As always - Cuonzo Martin: better at coaching than me.
Think about it. Who’s better at coaching a man to man defense? Tony Bennett? Frank Martin? There aren’t many who do it better. It’s the foundation of his success as a coach, the ethos that he builds his team around. When given the choice between offense and defense, coach goes with defense. When he’s asked about Cal’s rare forays into zone defense, Cuonzo’s first comment is usually a statement about how he hates anything other than man-to-man.
And even coaches who DON’T do something as well as Cuonzo are control freaks who are loath to change things they believe work. So let’s give big kudos to Cuonzo for having the open mind, flexibility, and humility to bring in a coach who does something you don’t, let him use practice time to install a new defense, and then deploying it in a way that helps Cal win games.
We’re finally getting to the point: Cal held ASU to an absurd .66 points/possession (previous season low: .83 vs. Kentucky) by playing almost entirely a zone defense. It’s true that ASU contributed to their own demise by mostly bricking the few open shots they earned. But it’s even MORE true that ASU was left to take a bunch of crap shots against set defenders against Cal’s shockingly air tight zone.
Cal’s defense is now ranked 8th in the whole damned country by Kenpom, which is probably the highest . . . ever? You need to pause and consider that this is the best defense you have ever watched Cal play, unless you were lucky enough to see Pete Newell devouring a towel on the sideline.
Cal’s offense had a meh night against a bad defense, but when the other team that impotent, a meh effort still results in a blowout win. Grant Mullins (
5 6 threes) and Ivan Rabb (a mundane double double) were the driving forces, providing enough combined production to almost beat ASU by themselves.

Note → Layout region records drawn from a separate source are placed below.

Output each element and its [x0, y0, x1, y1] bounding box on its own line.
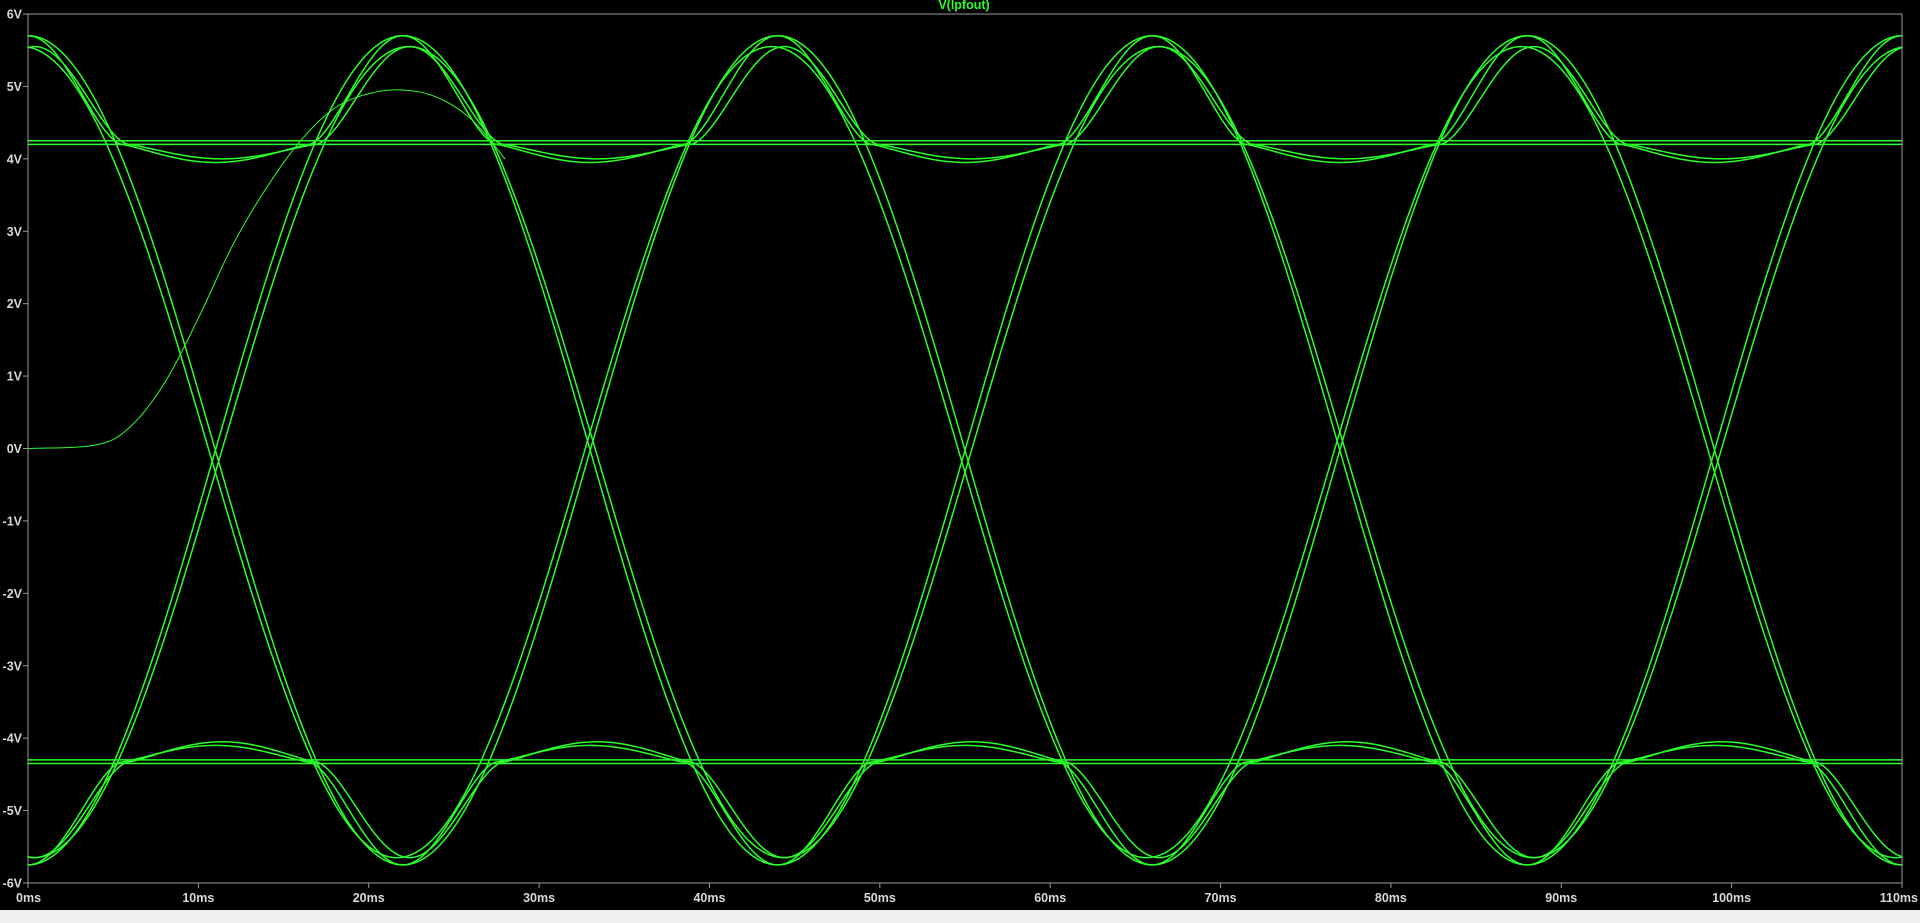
x-tick-label: 80ms — [1375, 891, 1407, 905]
x-tick-label: 0ms — [16, 891, 41, 905]
y-tick-label: 3V — [7, 225, 23, 239]
x-tick-label: 20ms — [353, 891, 385, 905]
y-tick-label: 1V — [7, 370, 23, 384]
x-tick-label: 40ms — [693, 891, 725, 905]
x-axis: 0ms 10ms 20ms 30ms 40ms 50ms 60ms 70ms 80ms 90ms 1… — [16, 883, 1918, 905]
upper-bump-trace[interactable] — [27, 34, 1903, 164]
x-tick-label: 100ms — [1712, 891, 1751, 905]
x-tick-label: 90ms — [1545, 891, 1577, 905]
y-tick-label: -4V — [3, 732, 23, 746]
y-tick-label: 2V — [7, 297, 23, 311]
x-tick-label: 110ms — [1880, 891, 1918, 905]
y-tick-label: 0V — [7, 442, 23, 456]
y-tick-label: -1V — [3, 514, 23, 528]
x-tick-label: 30ms — [523, 891, 555, 905]
trace-title-label[interactable]: V(lpfout) — [938, 0, 989, 12]
x-tick-label: 50ms — [864, 891, 896, 905]
y-tick-label: 5V — [7, 80, 23, 94]
y-tick-label: 6V — [7, 8, 23, 22]
y-tick-label: -6V — [3, 877, 23, 891]
swing-trace[interactable] — [27, 34, 1903, 866]
trace-group — [27, 34, 1903, 866]
x-tick-label: 60ms — [1034, 891, 1066, 905]
waveform-plot[interactable]: V(lpfout) 0ms 10ms 20ms 30ms 40ms 50ms 60ms 70m… — [0, 0, 1920, 910]
y-tick-label: -5V — [3, 804, 23, 818]
y-axis: 6V 5V 4V 3V 2V 1V 0V -1V -2V -3V -4V -5V -6V — [3, 8, 28, 891]
plot-canvas[interactable]: V(lpfout) 0ms 10ms 20ms 30ms 40ms 50ms 60ms 70m… — [0, 0, 1920, 910]
y-tick-label: 4V — [7, 152, 23, 166]
upper-bump-trace[interactable] — [27, 45, 1903, 160]
window-bottom-edge — [0, 910, 1920, 923]
y-tick-label: -2V — [3, 587, 23, 601]
y-tick-label: -3V — [3, 659, 23, 673]
x-tick-label: 10ms — [182, 891, 214, 905]
x-tick-label: 70ms — [1205, 891, 1237, 905]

The biggest problem in a game joyfully devoid of many? 17 turnovers, against a defense that isn’t particularly good at forcing them. Some were random, like a bunch of travels. Some were maddening, like Kam and King getting stripped under the basket when being strong with the ball would’ve resulted in an easy dunk. Some were frustrating, like two awful charge calls. Some day the righteous anger of the church of #bancharges shall spill out into the streets.

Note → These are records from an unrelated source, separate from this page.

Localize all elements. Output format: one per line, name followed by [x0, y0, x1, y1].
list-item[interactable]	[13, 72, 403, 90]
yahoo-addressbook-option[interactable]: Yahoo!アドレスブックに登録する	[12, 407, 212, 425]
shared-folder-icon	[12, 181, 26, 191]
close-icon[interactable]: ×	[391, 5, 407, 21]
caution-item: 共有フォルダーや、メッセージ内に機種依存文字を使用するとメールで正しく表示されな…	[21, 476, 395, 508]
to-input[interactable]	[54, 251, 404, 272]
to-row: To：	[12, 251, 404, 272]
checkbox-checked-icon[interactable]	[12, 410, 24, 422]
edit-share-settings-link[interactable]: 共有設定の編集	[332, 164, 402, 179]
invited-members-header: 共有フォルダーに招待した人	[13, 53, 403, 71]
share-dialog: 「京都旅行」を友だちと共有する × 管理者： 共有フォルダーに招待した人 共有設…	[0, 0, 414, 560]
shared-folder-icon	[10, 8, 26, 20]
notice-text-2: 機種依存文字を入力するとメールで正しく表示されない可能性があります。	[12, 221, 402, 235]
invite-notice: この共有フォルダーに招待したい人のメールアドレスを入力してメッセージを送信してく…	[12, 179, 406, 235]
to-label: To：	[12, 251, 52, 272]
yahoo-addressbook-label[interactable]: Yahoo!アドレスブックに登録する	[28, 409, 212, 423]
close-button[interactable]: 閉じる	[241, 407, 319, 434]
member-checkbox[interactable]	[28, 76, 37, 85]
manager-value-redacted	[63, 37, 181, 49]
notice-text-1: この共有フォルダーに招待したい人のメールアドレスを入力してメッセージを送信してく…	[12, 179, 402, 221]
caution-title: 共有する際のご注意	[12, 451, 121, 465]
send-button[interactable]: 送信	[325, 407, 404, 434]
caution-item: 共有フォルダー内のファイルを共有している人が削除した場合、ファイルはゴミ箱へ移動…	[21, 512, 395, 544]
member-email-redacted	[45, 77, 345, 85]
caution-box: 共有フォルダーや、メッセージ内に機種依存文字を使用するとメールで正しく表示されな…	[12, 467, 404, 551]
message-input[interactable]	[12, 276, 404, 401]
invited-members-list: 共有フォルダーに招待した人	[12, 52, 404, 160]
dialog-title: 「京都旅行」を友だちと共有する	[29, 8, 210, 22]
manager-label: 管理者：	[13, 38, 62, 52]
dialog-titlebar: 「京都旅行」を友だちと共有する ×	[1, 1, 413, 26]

Those turnovers were ASU’s only source of offense in the first half - the Devils scored 17 points, and roughly half were in transition. The greatest threat to Cal’s defense? Cal’s offense.
So: How good exactly is this zone, and when will Cal deploy it? As best I can tell, there are two scenarios: When Cal has foul trouble to cover, and when opponents go small. The zone, done right, allows Cal to maintain the rim protection of Ivan and Kam/King without giving up good 3 point looks to stretch 4s and 5s.
It worked against ASU because they are the dominant practitioners of small ball in the Pac right now. I’d be mildly surprised to see a ton of zone against Arizona this weekend, but wouldn’t be shocked at all to see lots of it against the Ducks in a few weeks.
As with most things Cal does, Ivan is probably the key. He’s asked to extend his defense out to the corner in the zone to prevent 3s, and his length and mobility allow just that.
Few things sadder than ASU students dressed as food, futilely trying to force a missed FT with their team losing by 24 late in the 2nd half— Nicolas Kranz (@NorCalNickCGB) February 9, 2017
I’m not going to say the curtain of distraction doesn’t work, but ASU is 247th in the nation in free throw ‘defense.’
So that was a pretty great win. Cal avoided what would have been a bad RPI loss even though it would be completely explicable in the real world where the RPI is stupid. Our Computer Overlords now see 12-6 as the likeliest regular season Pac-12 record for the Bears. Saturday night against a vaguely vulnerable Arizona certainly isn’t likely, but doesn’t feel like an absurd impossibility either.
Cal’s stretch of winning basketball prior to ASU (7 wins in 8 games) has been just as much about a weak schedule (OSU, UW, WSU, 5 of the 8 at home) as it has been about improved play. But destroying a dangerous team in their gym in a game that the numbers suggested might’ve been a coin flip? That’s a data point in favor of late season optimism.